Orchestre Philharmonique Royal de Liège - Dupont: Complete Symphonic Works - MusicWeb International
Short-lived though he was, Gabriel Dupont (1878-1914) earned the admiration of his teachers and contemporaries. The former included Massenet, Vierne and Widor. In 1901 he beat Ravel to the second prize in that year’s Prix de Rome and despite his worsening TB he managed to complete a portfolio of works of which those for piano (review) and song have been heard in recent years. But this revelatory disc is the first to be devoted wholly to his surviving orchestral music
There are three works, the earliest of which is the 1899 Jour d’Été, cast in three movements, and initially described as a symphonic poem, a title later modified to ‘esquisse symphonique’. The scenario was Duport’s and the commission came from the city of Nancy, the head of whose conservatoire was Ropartz. There’s an aura of innocence and joy about much of this music, a few brief moments of concordance with Strauss, perhaps, and these efflorescent moments are countered by the Massenet-like idylls that Duport evokes in the central panel. Clearly, he still cleaved close, in these respects, to his earlier teacher and he is a succulent orchestrator too. In the final section, for example, a fast-moving Nocturne, his musical brush is aqueous. Commentators at the time seem to have been unconvinced by the stylistic variety Duport presented here and that may well be true but there’s some really vivid and exciting writing to be heard from a composer of obvious and very real promise and talent.

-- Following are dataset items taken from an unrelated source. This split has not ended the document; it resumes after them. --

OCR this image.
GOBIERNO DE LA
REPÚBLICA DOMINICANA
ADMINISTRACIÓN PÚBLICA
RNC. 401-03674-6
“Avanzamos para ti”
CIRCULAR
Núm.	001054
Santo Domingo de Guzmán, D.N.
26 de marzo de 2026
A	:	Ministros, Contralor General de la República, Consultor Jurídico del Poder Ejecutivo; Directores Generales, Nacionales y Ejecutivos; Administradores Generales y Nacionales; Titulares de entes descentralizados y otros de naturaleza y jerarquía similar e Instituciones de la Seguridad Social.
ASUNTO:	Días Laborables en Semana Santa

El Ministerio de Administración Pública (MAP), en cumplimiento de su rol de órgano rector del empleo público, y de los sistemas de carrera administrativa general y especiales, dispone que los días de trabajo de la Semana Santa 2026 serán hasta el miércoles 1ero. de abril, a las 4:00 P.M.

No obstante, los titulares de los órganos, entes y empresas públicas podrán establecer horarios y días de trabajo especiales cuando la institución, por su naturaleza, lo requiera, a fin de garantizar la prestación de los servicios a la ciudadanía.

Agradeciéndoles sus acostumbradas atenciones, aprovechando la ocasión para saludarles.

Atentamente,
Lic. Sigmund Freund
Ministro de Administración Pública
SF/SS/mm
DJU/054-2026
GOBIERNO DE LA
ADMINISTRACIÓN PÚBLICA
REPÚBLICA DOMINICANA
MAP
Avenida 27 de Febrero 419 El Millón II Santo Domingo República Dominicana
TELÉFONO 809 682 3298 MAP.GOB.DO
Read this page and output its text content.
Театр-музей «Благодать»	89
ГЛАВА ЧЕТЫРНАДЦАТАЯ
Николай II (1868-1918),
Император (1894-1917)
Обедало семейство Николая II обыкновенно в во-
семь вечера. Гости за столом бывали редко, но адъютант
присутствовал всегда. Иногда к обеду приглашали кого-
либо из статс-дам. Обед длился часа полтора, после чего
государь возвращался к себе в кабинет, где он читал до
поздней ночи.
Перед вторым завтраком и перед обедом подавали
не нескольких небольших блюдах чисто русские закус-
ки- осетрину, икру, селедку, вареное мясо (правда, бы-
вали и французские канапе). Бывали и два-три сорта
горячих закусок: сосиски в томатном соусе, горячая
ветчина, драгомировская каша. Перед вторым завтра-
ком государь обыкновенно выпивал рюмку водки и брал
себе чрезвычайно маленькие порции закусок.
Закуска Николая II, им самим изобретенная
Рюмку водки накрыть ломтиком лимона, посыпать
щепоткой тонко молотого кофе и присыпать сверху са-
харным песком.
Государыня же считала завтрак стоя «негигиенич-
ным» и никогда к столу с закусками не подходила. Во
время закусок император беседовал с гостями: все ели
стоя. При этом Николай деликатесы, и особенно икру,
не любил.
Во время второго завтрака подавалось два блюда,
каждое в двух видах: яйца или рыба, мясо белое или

Les Heures dolentes followed in 1903-5, written originally for piano and orchestrated in 1906. In 1913 he added an extra movement (Le soir tombe dans le chamber) that had been orchestrated by Alphonse Catherine, a slightly older musician. It has autobiographical clues, given that he was trying to recuperate from the illness that was to kill him a decade later. There are some ominous tick-tocks in the opening expansive section, a death-enveloping melancholy with glowering basses creating an intense effect. The movement marked Des enfants jouent dans le jardin is a kind of scherzo, a childlike frolic, a moment of levity between scenes of darkness and, in due course, in the sepulchral third section individual instruments emerge for monologues in the context of an impressionist drift – deft, precise, ominous. The finale gives no reprieve; percussion rings out, the brass is terse and baleful and unremitting. The work ends in no doubt as to primacy of Dearth. Though its means are clearly French there’s something Lisztian about the form and the power of this gripping, unsettling work.
The strongly chromatic Le Chant de la Destinée followed in 1907. It was a commission from Édouard Colonne who compared it favourably with the music of Richard Strauss. And Edgar Varèse, no less, programmed and conducted it several times, not least in Prague in 1914 and at his New York debut in 1919. It’s a passionate, powerful and sometimes overwhelming work, sinewy in construction, melancholy in places, vehement throughout with a brief percussion outburst that allows the music to end in a rather uneasy quiet.
Production standards are high with excellent notes and recorded sound quality.
This is powerful music from a pretty much unknown composer. His modern-day champions in Liège under Patrick Davin play with passionate control, conveying both the intensity of his writing but also the structural underpinning that allows the emotions such poignancy and vehemence.